Details
- Source: Anterior cerebral artery

= Recurrent artery of Heubner =

Branch of the anterior cerebral artery in brain

The recurrent artery of Heubner, Heubner's artery or distal medial striate artery is a branch of the anterior cerebral artery. It supplies the head of the caudate nucleus and adjacent part of the anterior limb of internal capsule, olfactory regions, and parts of the putamen and septal nuclei.

It is named after the German paediatrician Otto Heubner.

== Structure ==
The recurrent artery of Heubner is a branch of the anterior cerebral artery. It has a mean diameter of 0.8 mm, and a mean length of 2.4 cm. It is also known together with the lenticulostriate arteries as a striate artery. The lenticulostriate arteries arise from the middle cerebral artery.

=== Variation ===
The recurrent artery of Heubner usually arises from the A1-A2 junction (between 44% and 62% of the time), but may arise from the proximal A2 segment (between 23% and 43%), or more rarely from the A1 segment (maybe up to 14% of the time).

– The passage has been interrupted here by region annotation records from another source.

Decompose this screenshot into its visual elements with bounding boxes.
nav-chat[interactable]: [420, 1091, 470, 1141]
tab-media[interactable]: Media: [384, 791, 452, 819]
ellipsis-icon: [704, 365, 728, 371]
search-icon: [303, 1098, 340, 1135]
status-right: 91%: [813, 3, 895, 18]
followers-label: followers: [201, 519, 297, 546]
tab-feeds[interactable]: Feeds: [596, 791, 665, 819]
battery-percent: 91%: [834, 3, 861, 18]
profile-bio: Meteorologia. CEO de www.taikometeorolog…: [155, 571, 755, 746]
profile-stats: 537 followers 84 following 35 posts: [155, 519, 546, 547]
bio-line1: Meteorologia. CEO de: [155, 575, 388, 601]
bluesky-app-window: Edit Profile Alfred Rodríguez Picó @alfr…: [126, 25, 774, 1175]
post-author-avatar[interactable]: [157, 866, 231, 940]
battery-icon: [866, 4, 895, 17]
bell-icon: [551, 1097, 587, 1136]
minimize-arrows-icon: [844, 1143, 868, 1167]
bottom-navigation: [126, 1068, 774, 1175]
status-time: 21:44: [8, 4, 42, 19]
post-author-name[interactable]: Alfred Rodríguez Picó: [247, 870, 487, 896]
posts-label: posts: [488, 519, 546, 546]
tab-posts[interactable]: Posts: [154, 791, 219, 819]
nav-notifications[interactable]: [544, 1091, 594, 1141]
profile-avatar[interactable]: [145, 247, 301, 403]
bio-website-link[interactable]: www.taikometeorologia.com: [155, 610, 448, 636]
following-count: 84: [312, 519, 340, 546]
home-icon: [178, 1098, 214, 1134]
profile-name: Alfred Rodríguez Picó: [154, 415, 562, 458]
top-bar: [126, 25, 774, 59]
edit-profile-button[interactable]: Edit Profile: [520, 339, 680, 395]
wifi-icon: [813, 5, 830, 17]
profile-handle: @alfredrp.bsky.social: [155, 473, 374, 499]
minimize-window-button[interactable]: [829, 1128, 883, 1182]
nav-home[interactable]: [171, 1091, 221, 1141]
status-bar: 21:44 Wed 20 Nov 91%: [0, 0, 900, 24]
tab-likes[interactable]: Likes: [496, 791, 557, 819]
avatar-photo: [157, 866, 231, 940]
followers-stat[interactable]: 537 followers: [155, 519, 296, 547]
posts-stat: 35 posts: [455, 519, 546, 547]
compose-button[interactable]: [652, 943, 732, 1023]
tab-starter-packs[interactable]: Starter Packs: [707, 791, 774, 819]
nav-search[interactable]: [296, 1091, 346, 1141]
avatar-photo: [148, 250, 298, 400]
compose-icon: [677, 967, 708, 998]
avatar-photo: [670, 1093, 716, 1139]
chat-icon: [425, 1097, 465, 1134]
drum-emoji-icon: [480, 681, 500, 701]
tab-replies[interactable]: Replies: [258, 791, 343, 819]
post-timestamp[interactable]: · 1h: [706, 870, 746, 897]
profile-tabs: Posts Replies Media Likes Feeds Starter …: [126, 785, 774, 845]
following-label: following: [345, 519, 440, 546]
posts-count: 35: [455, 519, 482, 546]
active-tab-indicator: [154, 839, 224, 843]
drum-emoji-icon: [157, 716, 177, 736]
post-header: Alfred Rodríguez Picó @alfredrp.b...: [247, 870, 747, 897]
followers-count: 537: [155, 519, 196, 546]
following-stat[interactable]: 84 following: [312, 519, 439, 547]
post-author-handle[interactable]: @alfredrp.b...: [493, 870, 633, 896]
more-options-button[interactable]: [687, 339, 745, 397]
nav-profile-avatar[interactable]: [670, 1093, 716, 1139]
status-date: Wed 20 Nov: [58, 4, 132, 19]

The recurrent artery of Heubner has a very variable diameter and length. It varies in width from 0.2 mm to 1.3 mm. It varies in length between 0.9 cm and 3.8 cm.

== Function ==
The recurrent artery of Heubner supplies the anteromedial section of the caudate nucleus and the anterioinferior section of the internal capsule, as well as parts of the putamen and septal nuclei.

== Clinical significance ==
Infarction of the artery may brachiofacial hemiparesis due to ischemia of the anterior limb of internal capsule. More proximal portions of the artery may cause spastic paraparesis and sensory loss contralateral to the lesioned side. Urinary incontinence and gait apraxia may also occur. Occlusive damage to Heubner's artery may also present with contralateral grip reflex issues, and symptoms of frontal lobe disorder. Contralateral gaze preference with or without transcortical motor aphasia may present in instances where the left hemisphere is affected in this type of occlusion.

== History ==
The recurrent artery of Heubner is named after the German paediatrician Otto Heubner.